Kooperatifleşmenin İzmir’de diğer illere göre daha sürdürülebilir olduğunu belirten Soyer, “İzmir’deki kooperatifleşme çok öncesinde başlamış ve genlerine geçmiş. Çünkü arazilerimiz çok büyük değil. Bu yüzden el ele vermek ve birleşmek zorundayız. Kolay bir ticaret değil aslında son dönemlerde kooperatif kurmak Ticaret Bakanlığının kolaylaştırdığı bir şey oldu ancak sürdürmek o kadar kolay olmuyor. Köylerde sürdürebilmek neden kolay? Köyde yaşadığınızı düşünün Ödemiş, Foça, Bayındır, Seferihisar’dan giderken, sağlı sollu köyleri düşünün her hane zeytini, üzümü, sebzeyi tek başına yapması pazarlaması o kadar kolay olmaz. Bütün köylü, bir araya gelip kooperatif çatısı altında, zeytini sıkmak için bakanlığın ya da başka kredileri kullanarak kurarsa o zaman kooperatif; sürdürülebilir, verimli ve herkesin malı oluyor. Aslında memleketin sigortası olan köyleri kurmuş oluyorsunuz. Köylünün köyünde kalmasını sağlamış oluyorsunuz. Gerçek çiftçilik ortaya çıkıyor. Son zamanlarda emekliye 5 bin TL konusu konuşuluyor ya çiftçilik emekli olunacak bir iş değil. Kooperatifleşme İzmir’de köylerin hala varlığını sürdürdüğü için İzmir’de diğer illere nazaran en doğru şekilde devam ediyor. Kolay bir iş değil” dedi.

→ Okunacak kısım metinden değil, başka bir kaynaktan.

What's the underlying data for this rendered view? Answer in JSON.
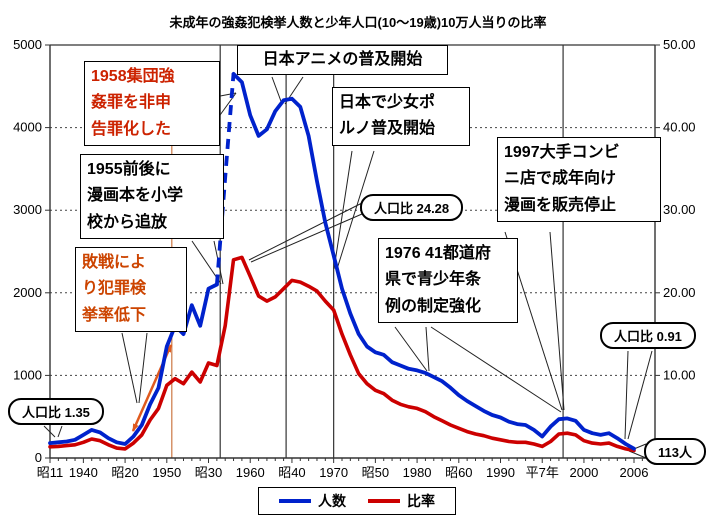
{
  "title": "未成年の強姦犯検挙人数と少年人口(10〜19歳)10万人当りの比率",
  "chart_data": {
    "type": "line",
    "x_start_year": 1936,
    "x_end_year": 2006,
    "left_axis": {
      "min": 0,
      "max": 5000,
      "tick_labels": [
        "0",
        "1000",
        "2000",
        "3000",
        "4000",
        "5000"
      ]
    },
    "right_axis": {
      "min": 0,
      "max": 50,
      "tick_labels": [
        "0.00",
        "10.00",
        "20.00",
        "30.00",
        "40.00",
        "50.00"
      ]
    },
    "x_ticks": [
      {
        "label": "昭11",
        "year": 1936
      },
      {
        "label": "1940",
        "year": 1940
      },
      {
        "label": "昭20",
        "year": 1945
      },
      {
        "label": "1950",
        "year": 1950
      },
      {
        "label": "昭30",
        "year": 1955
      },
      {
        "label": "1960",
        "year": 1960
      },
      {
        "label": "昭40",
        "year": 1965
      },
      {
        "label": "1970",
        "year": 1970
      },
      {
        "label": "昭50",
        "year": 1975
      },
      {
        "label": "1980",
        "year": 1980
      },
      {
        "label": "昭60",
        "year": 1985
      },
      {
        "label": "1990",
        "year": 1990
      },
      {
        "label": "平7年",
        "year": 1995
      },
      {
        "label": "2000",
        "year": 2000
      },
      {
        "label": "2006",
        "year": 2006
      }
    ],
    "grid": "horizontal dashed lines every 1000 (left axis) / 10.00 (right axis)",
    "legend_position": "bottom-center",
    "series": [
      {
        "name": "人数",
        "axis": "left",
        "color": "#0022cc",
        "dashed_segment_years": [
          1956,
          1958
        ],
        "values": [
          180,
          190,
          200,
          220,
          280,
          340,
          310,
          240,
          190,
          170,
          260,
          400,
          650,
          850,
          1350,
          1600,
          1500,
          1850,
          1600,
          2050,
          2100,
          3400,
          4650,
          4550,
          4150,
          3900,
          3980,
          4200,
          4330,
          4350,
          4250,
          3900,
          3350,
          2850,
          2450,
          2050,
          1750,
          1500,
          1350,
          1280,
          1250,
          1160,
          1120,
          1080,
          1060,
          1030,
          980,
          930,
          850,
          760,
          690,
          630,
          570,
          520,
          490,
          440,
          410,
          400,
          340,
          260,
          380,
          470,
          480,
          450,
          340,
          300,
          280,
          300,
          240,
          170,
          113
        ]
      },
      {
        "name": "比率",
        "axis": "right",
        "color": "#cc0000",
        "values": [
          1.35,
          1.4,
          1.5,
          1.6,
          1.9,
          2.3,
          2.1,
          1.6,
          1.2,
          1.1,
          1.8,
          2.8,
          4.6,
          6.0,
          8.8,
          9.6,
          9.0,
          10.4,
          9.2,
          11.5,
          11.2,
          16.0,
          24.0,
          24.28,
          22.0,
          19.6,
          19.0,
          19.5,
          20.5,
          21.5,
          21.3,
          20.8,
          20.2,
          19.0,
          17.9,
          15.0,
          12.5,
          10.2,
          9.0,
          8.2,
          7.8,
          7.0,
          6.5,
          6.2,
          6.0,
          5.6,
          5.0,
          4.5,
          4.0,
          3.6,
          3.2,
          2.9,
          2.7,
          2.4,
          2.2,
          2.0,
          1.9,
          1.9,
          1.7,
          1.4,
          2.0,
          2.9,
          3.0,
          2.8,
          2.1,
          1.8,
          1.7,
          1.8,
          1.4,
          1.1,
          0.91
        ]
      }
    ],
    "event_lines": [
      {
        "year": 1950.6,
        "color": "#cc7744"
      },
      {
        "year": 1956.4,
        "color": "#333333"
      },
      {
        "year": 1964.3,
        "color": "#333333"
      },
      {
        "year": 1970.0,
        "color": "#333333"
      },
      {
        "year": 1997.5,
        "color": "#333333"
      }
    ]
  },
  "annotations": {
    "box_1958": {
      "text": "1958集団強\n姦罪を非申\n告罪化した",
      "color": "#cc2200"
    },
    "box_1955": {
      "text": "1955前後に\n漫画本を小学\n校から追放",
      "color": "#000000"
    },
    "box_haisen": {
      "text": "敗戦によ\nり犯罪検\n挙率低下",
      "color": "#cc4400"
    },
    "box_anime": {
      "text": "日本アニメの普及開始",
      "color": "#000000"
    },
    "box_porn": {
      "text": "日本で少女ポ\nルノ普及開始",
      "color": "#000000"
    },
    "box_1976": {
      "text": "1976 41都道府\n県で青少年条\n例の制定強化",
      "color": "#000000"
    },
    "box_1997": {
      "text": "1997大手コンビ\nニ店で成年向け\n漫画を販売停止",
      "color": "#000000"
    },
    "callout_2428": {
      "text": "人口比 24.28"
    },
    "callout_135": {
      "text": "人口比 1.35"
    },
    "callout_091": {
      "text": "人口比 0.91"
    },
    "callout_113": {
      "text": "113人"
    }
  },
  "legend": {
    "items": [
      {
        "label": "人数",
        "color": "#0022cc"
      },
      {
        "label": "比率",
        "color": "#cc0000"
      }
    ]
  },
  "arrow_color": "#e05a1e"
}
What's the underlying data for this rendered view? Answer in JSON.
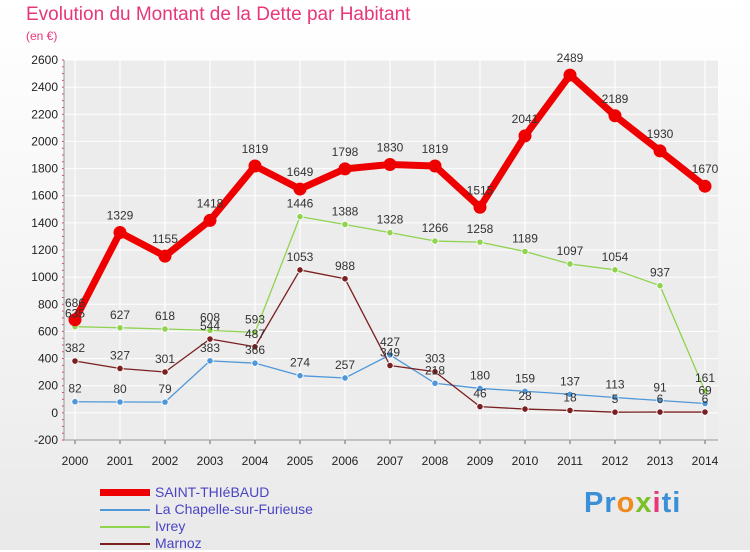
{
  "title": "Evolution du Montant de la Dette par Habitant",
  "subtitle": "(en €)",
  "logo": {
    "text": "Proxiti",
    "letters": [
      "P",
      "r",
      "o",
      "x",
      "i",
      "t",
      "i"
    ],
    "colors": [
      "#3a8fd6",
      "#3a8fd6",
      "#f08a1c",
      "#7bbf2a",
      "#e8367a",
      "#3a8fd6",
      "#3a8fd6"
    ]
  },
  "chart_data": {
    "type": "line",
    "x": [
      2000,
      2001,
      2002,
      2003,
      2004,
      2005,
      2006,
      2007,
      2008,
      2009,
      2010,
      2011,
      2012,
      2013,
      2014
    ],
    "ylim": [
      -200,
      2600
    ],
    "yticks": [
      -200,
      0,
      200,
      400,
      600,
      800,
      1000,
      1200,
      1400,
      1600,
      1800,
      2000,
      2200,
      2400,
      2600
    ],
    "grid": true,
    "series": [
      {
        "name": "SAINT-THIéBAUD",
        "color": "#ee0000",
        "values": [
          686,
          1329,
          1155,
          1418,
          1819,
          1649,
          1798,
          1830,
          1819,
          1515,
          2041,
          2489,
          2189,
          1930,
          1670
        ],
        "labels": [
          "686",
          "1329",
          "1155",
          "1418",
          "1819",
          "1649",
          "1798",
          "1830",
          "1819",
          "1515",
          "2041",
          "2489",
          "2189",
          "1930",
          "1670"
        ]
      },
      {
        "name": "La Chapelle-sur-Furieuse",
        "color": "#4f97d8",
        "values": [
          82,
          80,
          79,
          383,
          366,
          274,
          257,
          427,
          218,
          180,
          159,
          137,
          113,
          91,
          69
        ],
        "labels": [
          "82",
          "80",
          "79",
          "383",
          "366",
          "274",
          "257",
          "427",
          "218",
          "180",
          "159",
          "137",
          "113",
          "91",
          "69"
        ]
      },
      {
        "name": "Ivrey",
        "color": "#8fd34f",
        "values": [
          635,
          627,
          618,
          608,
          593,
          1446,
          1388,
          1328,
          1266,
          1258,
          1189,
          1097,
          1054,
          937,
          161
        ],
        "labels": [
          "635",
          "627",
          "618",
          "608",
          "593",
          "1446",
          "1388",
          "1328",
          "1266",
          "1258",
          "1189",
          "1097",
          "1054",
          "937",
          "161"
        ]
      },
      {
        "name": "Marnoz",
        "color": "#7a1f1f",
        "values": [
          382,
          327,
          301,
          544,
          487,
          1053,
          988,
          349,
          303,
          46,
          28,
          18,
          5,
          6,
          6
        ],
        "labels": [
          "382",
          "327",
          "301",
          "544",
          "487",
          "1053",
          "988",
          "349",
          "303",
          "46",
          "28",
          "18",
          "5",
          "6",
          "6"
        ]
      }
    ]
  }
}
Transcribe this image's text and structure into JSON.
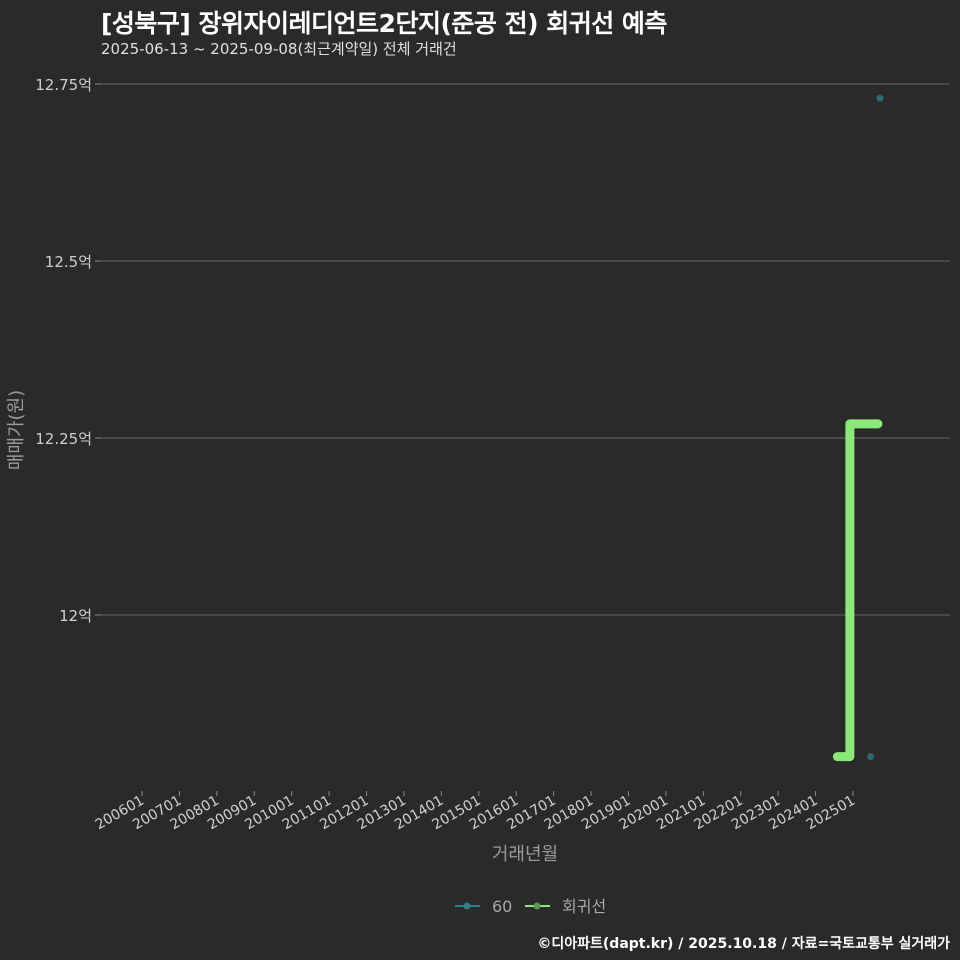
{
  "header": {
    "title": "[성북구] 장위자이레디언트2단지(준공 전) 회귀선 예측",
    "subtitle": "2025-06-13 ~ 2025-09-08(최근계약일) 전체 거래건"
  },
  "footer": {
    "credit": "©디아파트(dapt.kr) / 2025.10.18 / 자료=국토교통부 실거래가"
  },
  "colors": {
    "background": "#2a2a2a",
    "grid": "#5a5a5a",
    "series_60": "#2e7f86",
    "regression": "#8de87a"
  },
  "chart_data": {
    "type": "scatter",
    "title": "[성북구] 장위자이레디언트2단지(준공 전) 회귀선 예측",
    "subtitle": "2025-06-13 ~ 2025-09-08(최근계약일) 전체 거래건",
    "xlabel": "거래년월",
    "ylabel": "매매가(원)",
    "x_ticks": [
      "200601",
      "200701",
      "200801",
      "200901",
      "201001",
      "201101",
      "201201",
      "201301",
      "201401",
      "201501",
      "201601",
      "201701",
      "201801",
      "201901",
      "202001",
      "202101",
      "202201",
      "202301",
      "202401",
      "202501"
    ],
    "y_ticks": [
      {
        "value": 12.0,
        "label": "12억"
      },
      {
        "value": 12.25,
        "label": "12.25억"
      },
      {
        "value": 12.5,
        "label": "12.5억"
      },
      {
        "value": 12.75,
        "label": "12.75억"
      }
    ],
    "ylim": [
      11.75,
      12.8
    ],
    "grid": "horizontal major",
    "legend_position": "bottom",
    "series": [
      {
        "name": "60",
        "kind": "points",
        "color": "#2e7f86",
        "points": [
          {
            "x": "2025-06",
            "y": 11.8
          },
          {
            "x": "2025-09",
            "y": 12.73
          }
        ]
      },
      {
        "name": "회귀선",
        "kind": "step-line",
        "color": "#8de87a",
        "points": [
          {
            "x": "2024-08",
            "y": 11.8
          },
          {
            "x": "2024-12",
            "y": 11.8
          },
          {
            "x": "2024-12",
            "y": 12.27
          },
          {
            "x": "2025-09",
            "y": 12.27
          }
        ]
      }
    ]
  },
  "legend": {
    "items": [
      {
        "label": "60"
      },
      {
        "label": "회귀선"
      }
    ]
  }
}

Soyer şu sözlere yer verdi: “Dijitalleşmede kendimizi ne kadar koruyacağımız ile ilgili aklıma Göbeklitepe örneği geldi. Özellikle tarımda kadim bilgileri asla kenara koymamamız gerekiyor. Göbeklitepede iki bin yıl boyunca buğdaya da toprağa sahip çıkan bir toplum var. Dijitalleşme faslında kadim bilgilerden uzaklaşmamız, aklımızı başımıza almamız gerekiyor.”